School Board consultant did not know of votes

October 25, 1997


Staff Writer

Like the Washington County Board of Education, a consultant who was paid $4,800 to help the board search for a new superintendent did not know there were three votes against extending or renewing Herman Bartlett's contract in Montgomery County, Va.

But Bill Ecker said he did not believe the number of votes against Bartlett was important because he realized the problems Bartlett had faced in Montgomery County.

Besides, Bartlett, who was named Washington County's new superintendent last week, was highly praised for his efforts to increase test scores, reduce class sizes, build curriculum and bring "fiscal equity" to schools, said Ecker.


Bartlett was also described as very proactive, and "every step he made was forward," said Ecker, who has worked 35 years in education as a consultant, superintendent and college teacher.

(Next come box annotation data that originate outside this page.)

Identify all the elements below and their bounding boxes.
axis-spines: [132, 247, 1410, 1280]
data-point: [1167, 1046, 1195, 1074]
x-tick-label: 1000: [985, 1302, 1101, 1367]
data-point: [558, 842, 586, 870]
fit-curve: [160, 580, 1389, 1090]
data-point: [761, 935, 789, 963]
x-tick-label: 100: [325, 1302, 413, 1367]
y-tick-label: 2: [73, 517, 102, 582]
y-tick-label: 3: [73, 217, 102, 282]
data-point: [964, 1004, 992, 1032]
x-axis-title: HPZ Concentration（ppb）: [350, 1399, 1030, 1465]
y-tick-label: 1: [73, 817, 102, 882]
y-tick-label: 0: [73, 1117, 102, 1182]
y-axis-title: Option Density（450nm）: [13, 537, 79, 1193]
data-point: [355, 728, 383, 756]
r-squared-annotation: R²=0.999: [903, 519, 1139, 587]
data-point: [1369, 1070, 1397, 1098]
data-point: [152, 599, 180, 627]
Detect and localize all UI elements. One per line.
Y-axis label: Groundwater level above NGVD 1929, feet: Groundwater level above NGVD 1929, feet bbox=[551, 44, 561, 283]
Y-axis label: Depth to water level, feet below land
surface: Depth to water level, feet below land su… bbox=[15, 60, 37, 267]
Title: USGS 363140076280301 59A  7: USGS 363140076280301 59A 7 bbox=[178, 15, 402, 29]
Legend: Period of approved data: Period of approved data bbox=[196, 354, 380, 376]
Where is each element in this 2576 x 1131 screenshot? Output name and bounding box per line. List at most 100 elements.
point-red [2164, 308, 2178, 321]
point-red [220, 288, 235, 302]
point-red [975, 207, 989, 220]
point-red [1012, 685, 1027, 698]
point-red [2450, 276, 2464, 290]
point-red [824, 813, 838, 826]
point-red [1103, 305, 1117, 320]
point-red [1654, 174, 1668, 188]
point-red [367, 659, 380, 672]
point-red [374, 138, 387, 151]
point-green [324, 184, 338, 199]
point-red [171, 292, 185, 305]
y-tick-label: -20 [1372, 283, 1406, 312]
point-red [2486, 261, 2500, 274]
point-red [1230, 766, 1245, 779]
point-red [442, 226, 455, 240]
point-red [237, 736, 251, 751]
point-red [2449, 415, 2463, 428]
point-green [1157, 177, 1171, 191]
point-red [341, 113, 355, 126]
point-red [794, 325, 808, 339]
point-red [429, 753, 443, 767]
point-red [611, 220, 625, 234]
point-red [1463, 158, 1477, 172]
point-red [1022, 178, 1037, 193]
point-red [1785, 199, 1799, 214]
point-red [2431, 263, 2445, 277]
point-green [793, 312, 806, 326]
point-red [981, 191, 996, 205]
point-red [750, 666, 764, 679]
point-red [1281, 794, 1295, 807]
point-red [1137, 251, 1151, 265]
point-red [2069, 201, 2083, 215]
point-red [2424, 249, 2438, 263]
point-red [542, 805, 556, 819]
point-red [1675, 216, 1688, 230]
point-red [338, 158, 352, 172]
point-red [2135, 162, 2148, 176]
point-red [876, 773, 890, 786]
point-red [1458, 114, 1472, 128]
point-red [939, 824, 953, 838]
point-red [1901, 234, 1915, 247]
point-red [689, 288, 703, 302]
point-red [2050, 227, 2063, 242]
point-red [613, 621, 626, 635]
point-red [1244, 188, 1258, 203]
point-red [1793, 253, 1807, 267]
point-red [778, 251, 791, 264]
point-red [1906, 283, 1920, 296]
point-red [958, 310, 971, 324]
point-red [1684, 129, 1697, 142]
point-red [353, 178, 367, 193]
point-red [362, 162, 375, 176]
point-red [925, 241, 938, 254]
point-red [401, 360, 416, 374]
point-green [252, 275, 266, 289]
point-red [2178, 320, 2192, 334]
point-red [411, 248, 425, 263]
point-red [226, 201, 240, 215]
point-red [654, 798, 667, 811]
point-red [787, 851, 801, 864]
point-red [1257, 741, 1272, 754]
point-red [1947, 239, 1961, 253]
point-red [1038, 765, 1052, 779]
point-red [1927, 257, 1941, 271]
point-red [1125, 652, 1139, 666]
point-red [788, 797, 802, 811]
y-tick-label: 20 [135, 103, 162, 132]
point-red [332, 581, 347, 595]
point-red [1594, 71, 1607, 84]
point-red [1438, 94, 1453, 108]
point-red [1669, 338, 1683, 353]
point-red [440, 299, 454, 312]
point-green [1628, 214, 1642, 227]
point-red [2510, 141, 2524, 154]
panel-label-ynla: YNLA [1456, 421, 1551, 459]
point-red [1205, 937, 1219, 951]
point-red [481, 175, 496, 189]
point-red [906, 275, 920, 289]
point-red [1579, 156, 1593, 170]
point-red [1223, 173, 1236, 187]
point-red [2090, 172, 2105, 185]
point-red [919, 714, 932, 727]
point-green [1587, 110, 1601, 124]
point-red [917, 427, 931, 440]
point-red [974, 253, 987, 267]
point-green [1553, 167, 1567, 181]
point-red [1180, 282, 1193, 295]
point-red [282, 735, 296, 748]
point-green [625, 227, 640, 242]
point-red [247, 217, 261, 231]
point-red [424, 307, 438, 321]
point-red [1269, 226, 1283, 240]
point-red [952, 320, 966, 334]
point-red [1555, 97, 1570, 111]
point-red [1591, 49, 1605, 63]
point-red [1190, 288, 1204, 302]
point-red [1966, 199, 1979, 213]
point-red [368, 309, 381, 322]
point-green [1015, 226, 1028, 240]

"Almost every comment I got was along this line," said Ecker.

If Bartlett does not do a good job leading Washington County Schools, Ecker said he will be "the most surprised and the most disappointed person."

Montgomery County Board of Education members declined to discuss the reasons for not extending and renewing Bartlett's contract, but controversy had marked much of his tenure there.

His style was described as brash and intimidating in newspaper stories and interviews with school officials.

Members of the Washington County Board of Education said they were not bothered by the votes and remained convinced Bartlett is the best person to lead the school system.

Ecker, former Caroline County superintendent and executive director of the Public Schools Superintendent Association of Maryland who now lives in Denton, Md., said he checked references for superintendent candidates and helped set up criteria for the search, such as the type of questions to ask candidates.

Ecker said from what he's learned about Bartlett's past in Virginia, he probably "bit the bullet" in some tough situations, which caused some people to alienate him.

"Hey, I've done that. Being a superintendent is not an easy job," said Ecker.